If post-growth societies are to have a chance of success, it is first necessary to have at least some minimal idea of how highly integrated socio-economic relations and resources can be altered. This book subjects both conservative and reform-orientated defenders of capitalist societies on the one side, and the policies and imagined futures advanced by green and socialist critics on the other to detailed scrutiny.

5. Indigenous Sovereignty & Socialism
By Valerie Lannon & Jesse McLaren
International Socialists, 2018

“As the two Row Wampum made clear 400 years ago, it is not up to settlers to steer the course of Indigenous national liberation movements but to provide unconditional support,” write Valerie Lannion and Jesse McLaren.

“This requires revolutionizing settler society, by building unity and solidarity within the working class, which includes Indigenous workers.”
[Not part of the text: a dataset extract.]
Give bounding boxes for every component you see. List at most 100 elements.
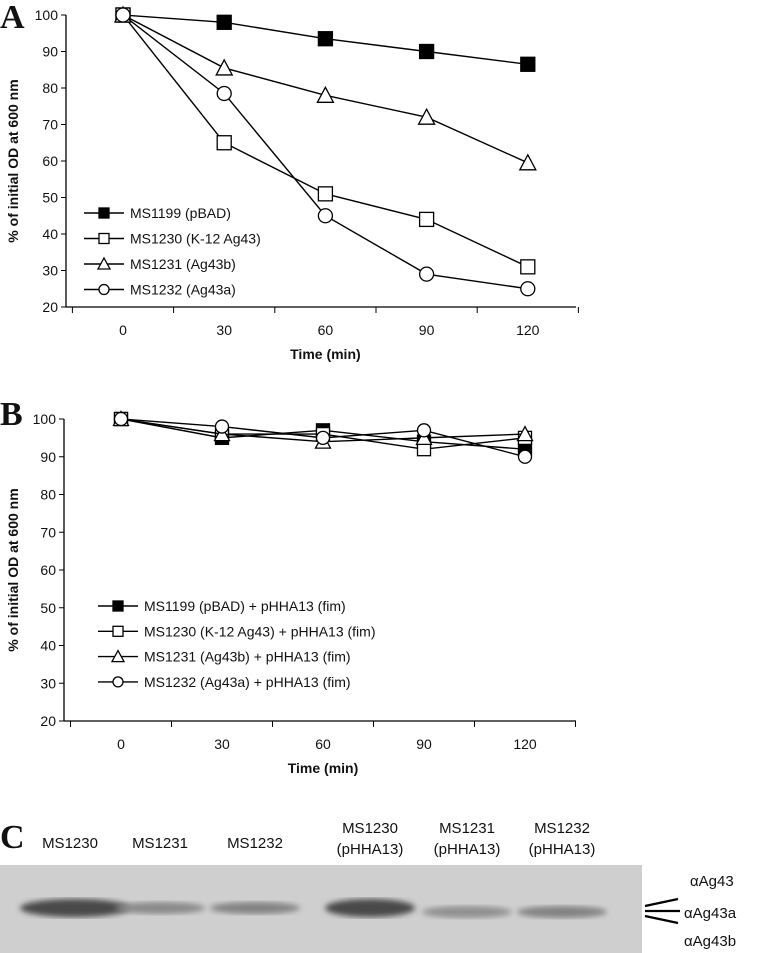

6. Coral Whisperers: Scientists on the Brink
By
Irus Braverman
University of California Press, 2018

Today’s coral scientists are struggling to save coral reef ecosystems from the imminent threats of rapidly warming, acidifying, and polluted oceans. Gleaning insights from leading scientists and conservation managers, Braverman documents a community caught in an existential crisis and alternating between despair and hope.

Corals emerge not only as signs and measures of environmental catastrophe, but also as catalysts for action.


7. The Moral Economists: R.H. Tawney, Karl Polanyi, E.P. Thompson & the Critique of Capitalism

By Tim Rogan
Princeton University Press, 2018


What’s wrong with capitalism? Answers to that question today focus on material inequality, but an earlier generation radical writers focused on human solidarity and the “moral economy” — everything mainstream economics leaves out.

 

Rogan examines the alternatives they offered, explains why their critique fell into disuse, and suggests ways to reformulate it in the 21st century.

8. Big Chicken: The Incredible Story of How Antibiotics Created Modern Agriculture & Changed the Way the World Eats 
By Maryn McKenna
National Geographic Books, 2017

In the middle of the last century, antibiotics fuelled the rapid rise of chicken from local delicacy to everyday protein source. The consequences — to agriculture, human health and modern medicine — were devastating.

McKenna shines a light on the hidden forces of industrialisation, the repercussions of runaway antibiotic use and the outcome for future generations.